In the code below, we are searching for news related to the 'S&P 500' as specified in the 'query' variable.

library(dplyr)
library(xml2)
library(rvest)

query ='S&P 500'
encode_special_characters <- function(text) {
  encoded_text <- ''
  special_characters <- list('&' = '%26', '=' = '%3D', '+' = '%2B', ' ' = '%20')  # Add more special characters as needed
  for (char in strsplit(text, '')[[1]]) {
    encoded_text <- paste0(encoded_text, ifelse(is.null(special_characters[[char]]), char, special_characters[[char]]))
  }
  return(tolower(encoded_text))
}

query2 <- encode_special_characters(query)
html_dat <- read_html(paste0("https://news.google.com/search?q=",query2,"&hl=en-US&gl=US&ceid=US%3Aen"))
dat <- data.frame(Link = html_dat %>%
                    html_nodes("article") %>% 
                    html_node("a") %>% 
                    html_attr('href')) %>% 
  mutate(Link = gsub("./articles/","https://news.google.com/articles/",Link))

news_text <- html_dat %>%
  html_nodes("article") %>% 
  html_text2()

x <- strsplit(news_text, "\n")
news_df <- data.frame(
  Title = sapply(x, function(item) item[3]),
  Source = sapply(x, function(item) item[1]),
  Time = sapply(x, function(item) item[4]),
  Author = gsub("By\\s+.*","", sapply(x, function(item) item[5])),
  Link = dat$Link
)

About Author:
Deepanshu Bhalla

Deepanshu founded ListenData with a simple objective - Make analytics easy to understand and follow. He has over 10 years of experience in data science. During his tenure, he worked with global clients in various domains like Banking, Insurance, Private Equity, Telecom and HR.

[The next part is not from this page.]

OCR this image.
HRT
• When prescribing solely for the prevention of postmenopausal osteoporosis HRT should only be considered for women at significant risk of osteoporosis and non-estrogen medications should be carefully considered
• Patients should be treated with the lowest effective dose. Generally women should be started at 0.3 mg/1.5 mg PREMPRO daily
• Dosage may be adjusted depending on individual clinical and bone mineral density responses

While I love having friends who agree, I only learn from those who don't
Let's Get Connected Email LinkedIn

Post Comment 14 Responses to "Web scrape google news with R"

AnonymousJune 4, 2021 at 9:00 AM
For some reason after running this part I am getting an empty dat

html_dat <- read_html(paste0("https://news.google.com/search?q=",term,"&hl=en-IN&gl=IN&ceid=US%3Aen"))

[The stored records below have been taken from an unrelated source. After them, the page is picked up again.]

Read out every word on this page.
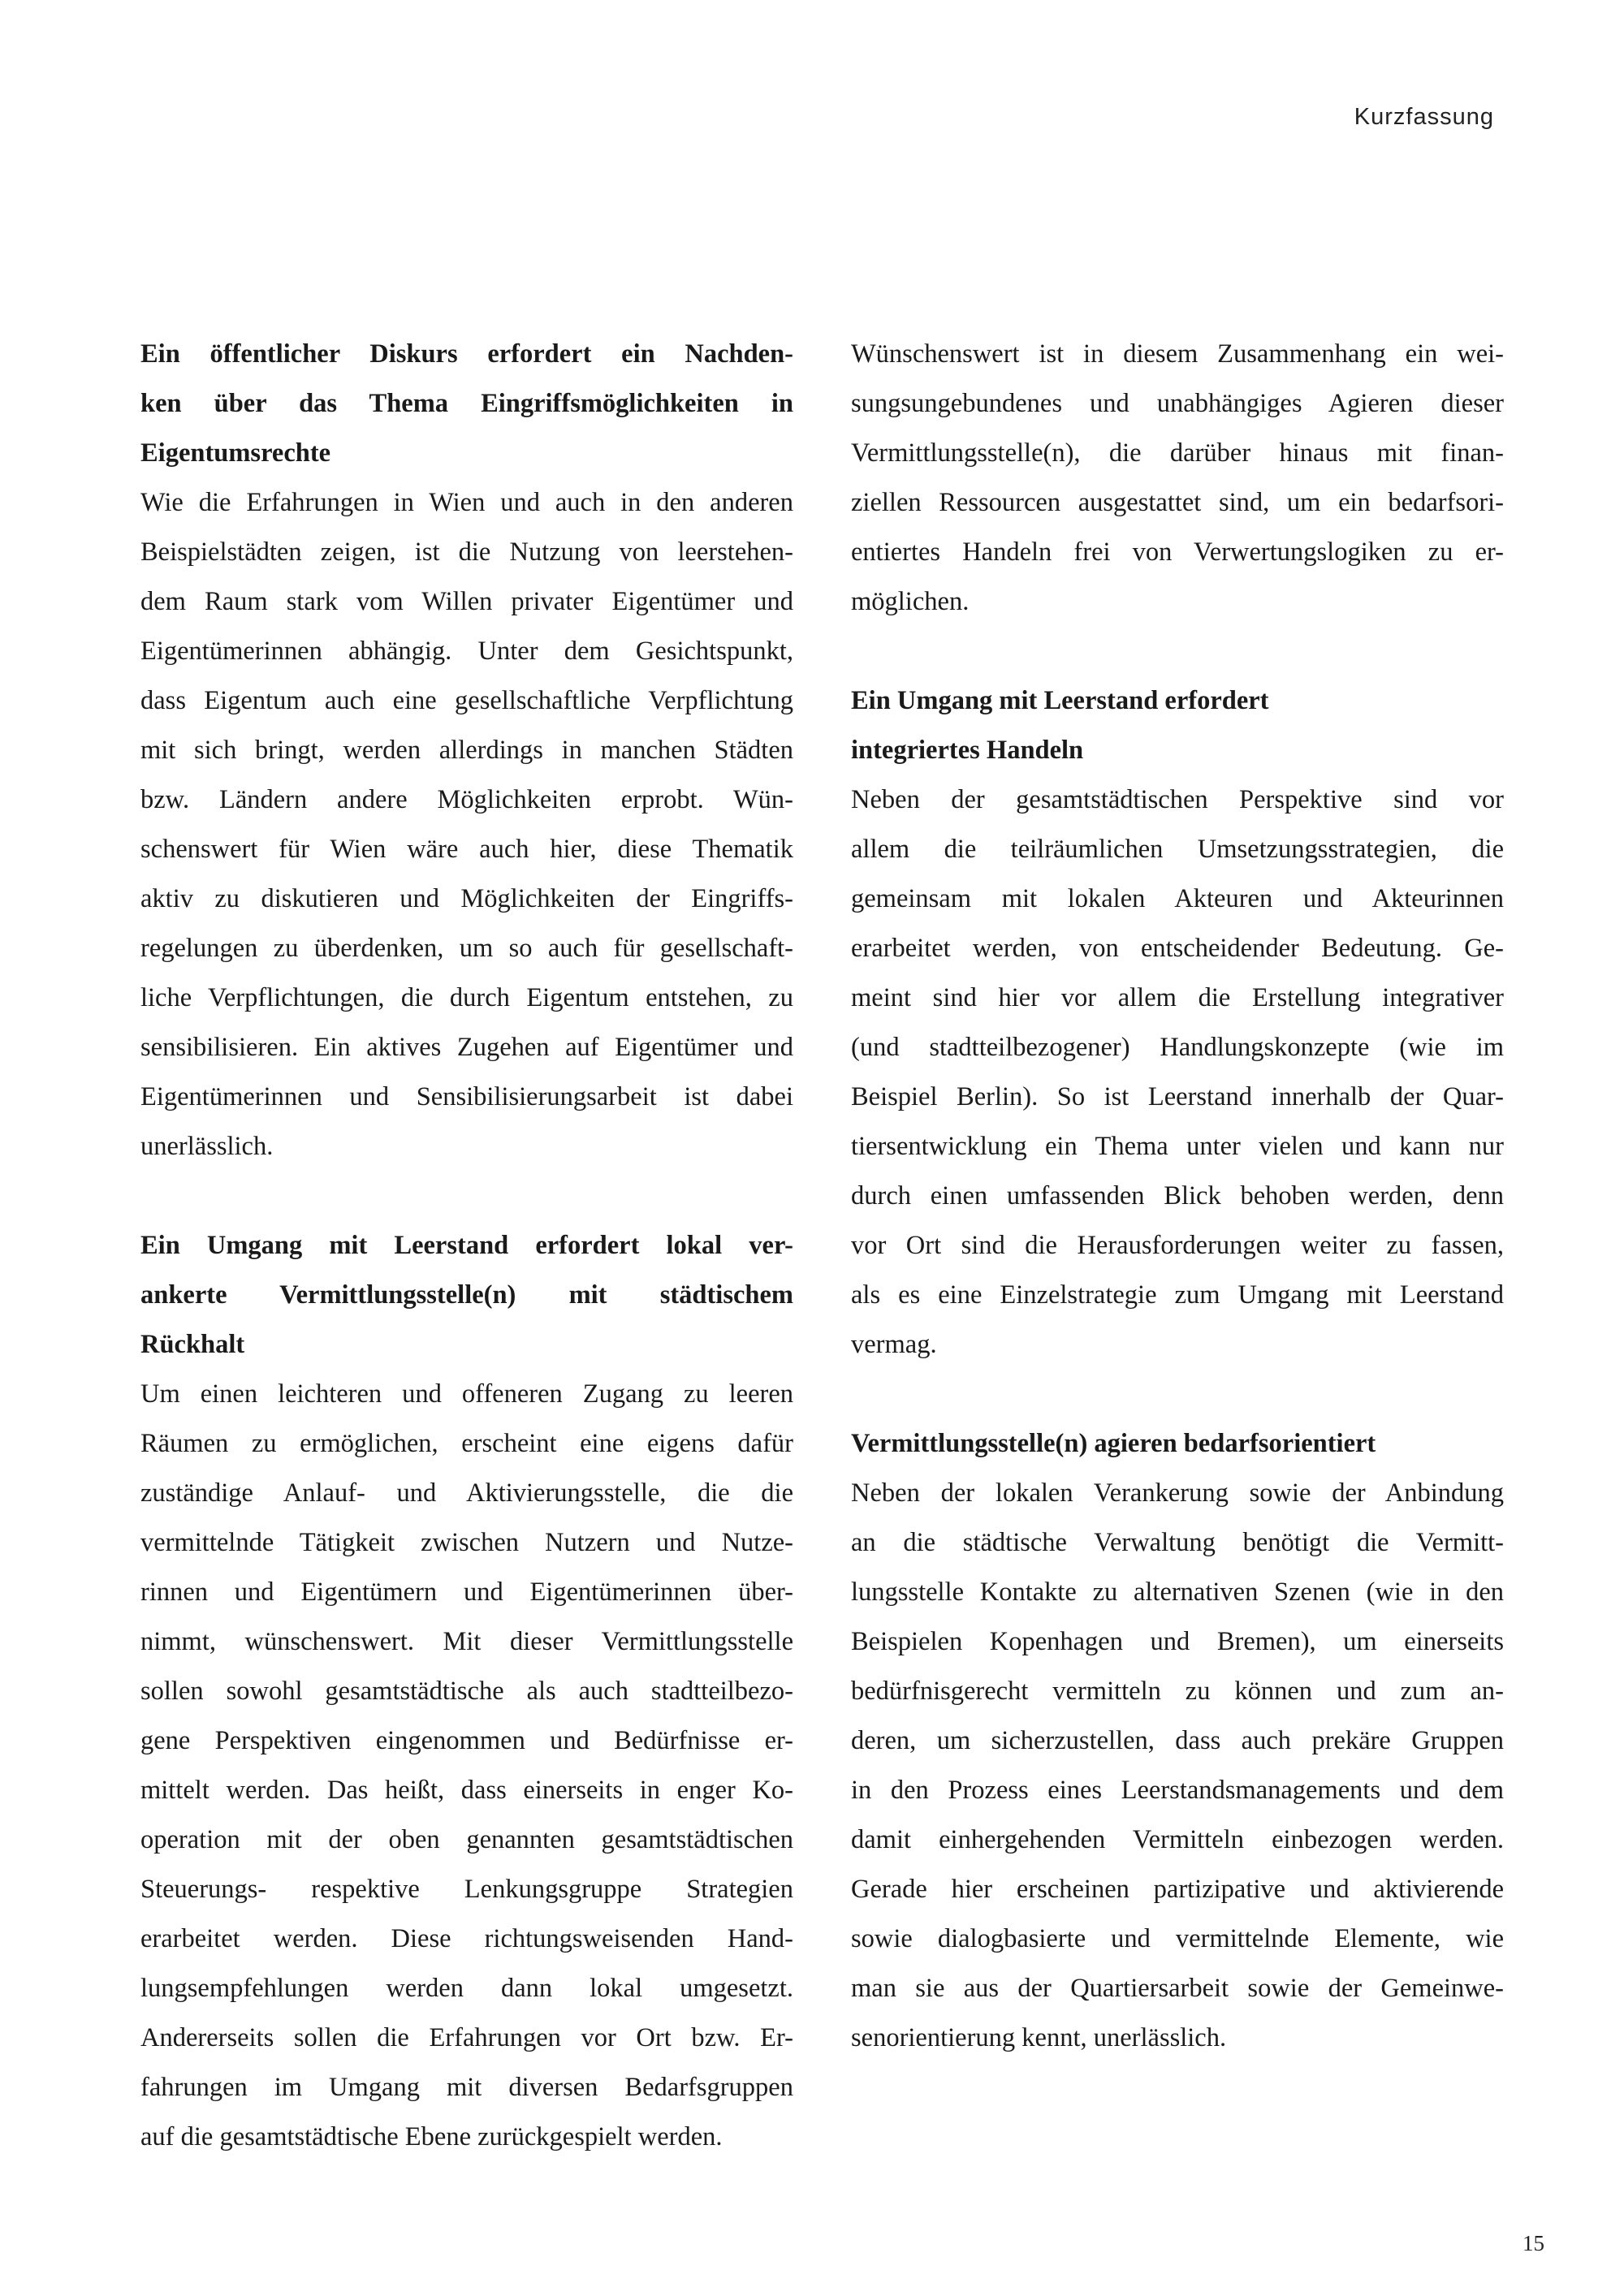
Kurzfassung
Ein öffentlicher Diskurs erfordert ein Nachden-
ken über das Thema Eingriffsmöglichkeiten in
Eigentumsrechte
Wie die Erfahrungen in Wien und auch in den anderen
Beispielstädten zeigen, ist die Nutzung von leerstehen-
dem Raum stark vom Willen privater Eigentümer und
Eigentümerinnen abhängig. Unter dem Gesichtspunkt,
dass Eigentum auch eine gesellschaftliche Verpflichtung
mit sich bringt, werden allerdings in manchen Städten
bzw. Ländern andere Möglichkeiten erprobt. Wün-
schenswert für Wien wäre auch hier, diese Thematik
aktiv zu diskutieren und Möglichkeiten der Eingriffs-
regelungen zu überdenken, um so auch für gesellschaft-
liche Verpflichtungen, die durch Eigentum entstehen, zu
sensibilisieren. Ein aktives Zugehen auf Eigentümer und
Eigentümerinnen und Sensibilisierungsarbeit ist dabei
unerlässlich.
Ein Umgang mit Leerstand erfordert lokal ver-
ankerte Vermittlungsstelle(n) mit städtischem
Rückhalt
Um einen leichteren und offeneren Zugang zu leeren
Räumen zu ermöglichen, erscheint eine eigens dafür
zuständige Anlauf- und Aktivierungsstelle, die die
vermittelnde Tätigkeit zwischen Nutzern und Nutze-
rinnen und Eigentümern und Eigentümerinnen über-
nimmt, wünschenswert. Mit dieser Vermittlungsstelle
sollen sowohl gesamtstädtische als auch stadtteilbezo-
gene Perspektiven eingenommen und Bedürfnisse er-
mittelt werden. Das heißt, dass einerseits in enger Ko-
operation mit der oben genannten gesamtstädtischen
Steuerungs- respektive Lenkungsgruppe Strategien
erarbeitet werden. Diese richtungsweisenden Hand-
lungsempfehlungen werden dann lokal umgesetzt.
Andererseits sollen die Erfahrungen vor Ort bzw. Er-
fahrungen im Umgang mit diversen Bedarfsgruppen
auf die gesamtstädtische Ebene zurückgespielt werden.
Wünschenswert ist in diesem Zusammenhang ein wei-
sungsungebundenes und unabhängiges Agieren dieser
Vermittlungsstelle(n), die darüber hinaus mit finan-
ziellen Ressourcen ausgestattet sind, um ein bedarfsori-
entiertes Handeln frei von Verwertungslogiken zu er-
möglichen.
Ein Umgang mit Leerstand erfordert
integriertes Handeln
Neben der gesamtstädtischen Perspektive sind vor
allem die teilräumlichen Umsetzungsstrategien, die
gemeinsam mit lokalen Akteuren und Akteurinnen
erarbeitet werden, von entscheidender Bedeutung. Ge-
meint sind hier vor allem die Erstellung integrativer
(und stadtteilbezogener) Handlungskonzepte (wie im
Beispiel Berlin). So ist Leerstand innerhalb der Quar-
tiersentwicklung ein Thema unter vielen und kann nur
durch einen umfassenden Blick behoben werden, denn
vor Ort sind die Herausforderungen weiter zu fassen,
als es eine Einzelstrategie zum Umgang mit Leerstand
vermag.
Vermittlungsstelle(n) agieren bedarfsorientiert
Neben der lokalen Verankerung sowie der Anbindung
an die städtische Verwaltung benötigt die Vermitt-
lungsstelle Kontakte zu alternativen Szenen (wie in den
Beispielen Kopenhagen und Bremen), um einerseits
bedürfnisgerecht vermitteln zu können und zum an-
deren, um sicherzustellen, dass auch prekäre Gruppen
in den Prozess eines Leerstandsmanagements und dem
damit einhergehenden Vermitteln einbezogen werden.
Gerade hier erscheinen partizipative und aktivierende
sowie dialogbasierte und vermittelnde Elemente, wie
man sie aus der Quartiersarbeit sowie der Gemeinwe-
senorientierung kennt, unerlässlich.
15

dat <- data.frame(Link = html_dat %>%
html_nodes('.VDXfz') %>%
html_attr('href')) %>%
mutate(Link = gsub("./articles/","https://news.google.com/articles/",Link))
João SilvaJune 21, 2021 at 6:03 PM
Sir, thank you so much for this!
AnonymousJune 26, 2021 at 11:56 AM
No, the function is not working. You will see it if you tried to run your script. I took the function out to see in each part where is the problem and the issue seems to be from the beginning. Just run this to see that the "dat" is empty.

<<
term<-"Tesla"

require(dplyr)
require(xml2)
require(rvest)

html_dat <- read_html(paste0("https://news.google.com/search?q=",term,"&hl=en-IN&gl=IN&ceid=US%3Aen"))
#html_dat <- read_html(paste0("https://news.google.com/search?q=",term,"&hl=en-US&gl=US&ceid=US:en"))

dat <- data.frame(Link = html_dat %>%
html_nodes('.VDXfz') %>%
html_attr('href')) %>%
mutate(Link = gsub("./articles/","https://news.google.com/articles/",Link))

news_dat <- data.frame(
Title = html_dat %>%
html_nodes('.DY5T1d') %>%
html_text(),
Link = dat$Link,
Description = html_dat %>%
html_nodes('.Rai5ob') %>%
html_text()
)

>>
AnonymousJuly 5, 2021 at 7:56 AM
Thanks for your reply. I tried both and still 0 observations. I remember I was checking this again a couple of months ago and it was working. I don t know what happened now
AnonymousAugust 14, 2021 at 1:26 AM
Yes
UnknownAugust 14, 2021 at 1:52 AM
Replace '.Rai5ob' by '.RZIKme'. It will work.
ÁngelJune 10, 2023 at 1:54 PM
The same for me. May be google news changed. Do you have any solution. Thanks in advance
Raoni VilelaFebruary 23, 2024 at 11:13 AM
Still not working. First pipe produces a "dat" object that have no lines.

html_dat <- read_html(paste0("https://news.google.com/search?q=", pc))
> dat <- data.frame(Link = html_dat %>%
+ html_nodes('.VDXfz') %>%
+ html_attr('href')) %>%
+ mutate(Link = gsub("./articles/","https://news.google.com/articles/",Link))
> html_dat <- read_html(paste0("https://news.google.com/search?q=", pc))
> dat <- data.frame(Link = html_dat %>%
+ html_nodes('.VDXfz') %>%
+ html_attr('href')) %>%
+ mutate(Link = gsub("./articles/","https://news.google.com/articles/",Link))
> dat
[1] Link
<0 linhas> (ou row.names de comprimento 0)

obs.: pc is my term for search, because I'm trying to use it inside a loop.